I am gona get a HDMI cable (from PartsExpress.com) ASAP but for now its Component Video, my STR-DG800 only does HDMI video so its Optical no matter what, till I grab a STR-DG910 or if a new proposed Sony ES with 3 or more HDMI comes out.

~Bobby


----------



## khellandros66 (Jun 7, 2006)

Well I just finished watching Miami Vice and wow thats about what I can say...

Everything looked extremely sharp, text and things on monitors and walls and just ever little itty bitty detail was there and just amazing. HDTV is good but wow this is amazing....not sure I can look at DVDs the same again :holycow: 

~Bob


----------



## khellandros66 (Jun 7, 2006)

Hey everyone,

I went back to Best Buy with the Circuit City ad and griped a bit and got the run around :rant: :boxer: 

So I went to another Best Buy 20 mins away and talked to a GM and she let me PICK the four free movies! :jump: :jump: :jump: 

So i got 

The Thing
King Kong
The Departed
Babel

EDIT: Jut got done watching The Thing, and if it weren't for the fact that I know it was made in 1982 and the fact that the styles of hair music were late 70s early 80ish that this movie was made yesterday. Only minor 35mm film blips like hair, dust etc came across other than that it was 7/10 image and 8/10 audio.

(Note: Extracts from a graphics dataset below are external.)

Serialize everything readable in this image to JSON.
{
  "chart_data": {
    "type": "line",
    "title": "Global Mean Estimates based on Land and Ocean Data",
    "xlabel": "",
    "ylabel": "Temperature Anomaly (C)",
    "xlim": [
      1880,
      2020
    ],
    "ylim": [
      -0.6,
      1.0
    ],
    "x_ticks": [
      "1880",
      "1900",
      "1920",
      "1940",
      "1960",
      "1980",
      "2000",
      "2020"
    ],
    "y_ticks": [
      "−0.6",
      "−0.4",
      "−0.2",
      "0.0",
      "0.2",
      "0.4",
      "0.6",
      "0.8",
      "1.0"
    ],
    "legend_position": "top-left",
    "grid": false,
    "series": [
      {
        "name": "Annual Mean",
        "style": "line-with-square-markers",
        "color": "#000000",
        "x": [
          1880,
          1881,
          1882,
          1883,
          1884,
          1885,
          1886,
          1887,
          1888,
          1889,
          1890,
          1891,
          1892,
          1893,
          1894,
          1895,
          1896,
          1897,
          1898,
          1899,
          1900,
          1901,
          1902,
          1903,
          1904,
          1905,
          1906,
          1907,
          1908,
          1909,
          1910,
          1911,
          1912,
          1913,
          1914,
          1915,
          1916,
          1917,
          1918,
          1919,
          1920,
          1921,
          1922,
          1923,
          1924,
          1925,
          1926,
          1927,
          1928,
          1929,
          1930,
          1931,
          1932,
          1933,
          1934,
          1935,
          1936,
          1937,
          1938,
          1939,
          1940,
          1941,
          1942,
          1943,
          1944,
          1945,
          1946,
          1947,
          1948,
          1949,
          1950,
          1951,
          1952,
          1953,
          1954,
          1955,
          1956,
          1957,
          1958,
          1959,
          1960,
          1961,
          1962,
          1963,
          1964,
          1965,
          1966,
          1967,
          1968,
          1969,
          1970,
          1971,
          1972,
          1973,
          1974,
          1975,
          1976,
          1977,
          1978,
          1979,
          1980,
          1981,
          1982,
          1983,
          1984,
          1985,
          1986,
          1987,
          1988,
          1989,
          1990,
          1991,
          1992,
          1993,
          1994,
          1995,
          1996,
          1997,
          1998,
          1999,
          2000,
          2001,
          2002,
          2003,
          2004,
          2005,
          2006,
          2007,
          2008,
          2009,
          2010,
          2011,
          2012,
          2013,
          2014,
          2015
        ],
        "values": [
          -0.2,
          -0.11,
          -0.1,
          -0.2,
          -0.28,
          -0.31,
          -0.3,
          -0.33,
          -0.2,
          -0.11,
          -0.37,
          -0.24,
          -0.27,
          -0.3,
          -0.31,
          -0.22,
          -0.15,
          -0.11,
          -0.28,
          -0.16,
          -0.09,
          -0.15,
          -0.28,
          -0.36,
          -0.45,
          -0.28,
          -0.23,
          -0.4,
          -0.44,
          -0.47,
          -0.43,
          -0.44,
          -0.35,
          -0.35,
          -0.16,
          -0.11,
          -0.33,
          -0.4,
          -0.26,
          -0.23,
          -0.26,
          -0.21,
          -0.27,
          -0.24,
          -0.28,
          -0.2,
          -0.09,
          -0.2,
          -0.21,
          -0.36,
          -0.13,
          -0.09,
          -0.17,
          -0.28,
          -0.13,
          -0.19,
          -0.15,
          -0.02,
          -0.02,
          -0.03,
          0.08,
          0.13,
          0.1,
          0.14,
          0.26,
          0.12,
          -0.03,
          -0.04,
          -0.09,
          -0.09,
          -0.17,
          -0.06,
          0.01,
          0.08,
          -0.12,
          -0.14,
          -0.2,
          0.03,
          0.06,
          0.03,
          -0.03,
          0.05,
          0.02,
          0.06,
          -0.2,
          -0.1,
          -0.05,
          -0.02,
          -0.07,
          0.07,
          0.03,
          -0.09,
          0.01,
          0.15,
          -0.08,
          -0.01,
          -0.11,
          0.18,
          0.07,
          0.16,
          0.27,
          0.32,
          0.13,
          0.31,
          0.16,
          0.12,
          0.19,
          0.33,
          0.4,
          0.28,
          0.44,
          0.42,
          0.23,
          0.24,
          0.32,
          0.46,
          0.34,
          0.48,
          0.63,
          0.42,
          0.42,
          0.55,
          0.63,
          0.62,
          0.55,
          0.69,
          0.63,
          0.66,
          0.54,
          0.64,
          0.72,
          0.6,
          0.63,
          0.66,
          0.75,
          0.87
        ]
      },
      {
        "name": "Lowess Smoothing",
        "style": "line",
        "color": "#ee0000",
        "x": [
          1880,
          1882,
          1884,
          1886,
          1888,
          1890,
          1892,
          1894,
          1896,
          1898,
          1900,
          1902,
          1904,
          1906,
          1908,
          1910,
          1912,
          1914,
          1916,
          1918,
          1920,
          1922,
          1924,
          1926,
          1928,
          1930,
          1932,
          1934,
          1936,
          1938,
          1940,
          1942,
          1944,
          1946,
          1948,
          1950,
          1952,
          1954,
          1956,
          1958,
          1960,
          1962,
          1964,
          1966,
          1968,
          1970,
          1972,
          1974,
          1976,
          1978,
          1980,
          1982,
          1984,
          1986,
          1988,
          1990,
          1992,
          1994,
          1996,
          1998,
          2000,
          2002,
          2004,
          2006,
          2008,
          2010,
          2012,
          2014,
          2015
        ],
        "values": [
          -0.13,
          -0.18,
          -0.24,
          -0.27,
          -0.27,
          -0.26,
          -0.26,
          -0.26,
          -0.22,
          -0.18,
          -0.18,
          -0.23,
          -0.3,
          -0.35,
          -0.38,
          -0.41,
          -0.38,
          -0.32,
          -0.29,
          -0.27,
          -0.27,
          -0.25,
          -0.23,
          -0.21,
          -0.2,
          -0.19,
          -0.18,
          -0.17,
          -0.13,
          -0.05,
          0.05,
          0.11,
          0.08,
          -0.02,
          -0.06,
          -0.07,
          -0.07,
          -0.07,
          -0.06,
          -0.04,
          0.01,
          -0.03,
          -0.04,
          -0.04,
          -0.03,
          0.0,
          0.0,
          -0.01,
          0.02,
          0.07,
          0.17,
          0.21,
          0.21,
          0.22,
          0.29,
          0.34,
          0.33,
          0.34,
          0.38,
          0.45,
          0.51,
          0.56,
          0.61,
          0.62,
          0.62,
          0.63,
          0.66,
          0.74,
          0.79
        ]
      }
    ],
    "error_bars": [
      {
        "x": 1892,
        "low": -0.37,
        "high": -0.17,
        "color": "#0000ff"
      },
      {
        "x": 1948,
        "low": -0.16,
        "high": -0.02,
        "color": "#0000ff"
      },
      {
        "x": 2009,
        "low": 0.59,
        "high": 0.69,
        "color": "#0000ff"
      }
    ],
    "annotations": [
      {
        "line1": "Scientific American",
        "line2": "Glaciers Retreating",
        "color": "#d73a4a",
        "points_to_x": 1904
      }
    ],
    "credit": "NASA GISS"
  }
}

I give Miami Vice 9/10 image and 8/10 audio for sure.

Also here is a link to an AVS post that someone is host the firmware updates to burn to CD and it worked perfectly.

AVS Post


----------



## khellandros66 (Jun 7, 2006)

The firmaware update went smooth.

Also did some serious comparing and here is my mini review thus far.

I own King Kong HD-DVD and my folks the SD-DVD. I poped the SD-DVD into my changer to see what the difference was between the HD and SD. The SD upconverted was good but not magical. Alot of the scaling just made some details sharper but added noticible edg enhancement errors specifically on reds. On my changer it was like 50% of the HD-DVD version in terms of overall quality.

So this got my curiousity going. I did a comparison of the SD-DVD on both the changer and the HD-A2 and the HD-A2 had far less issues with edge enhancement and was closer to 60% of the quality of the HD-DVD version. Not as good but better still. 

EDIT: I found a cheap optical splitter and optical to Coaxial Converter hopefully they can work if I decide to sell the changer.

~Bobby


----------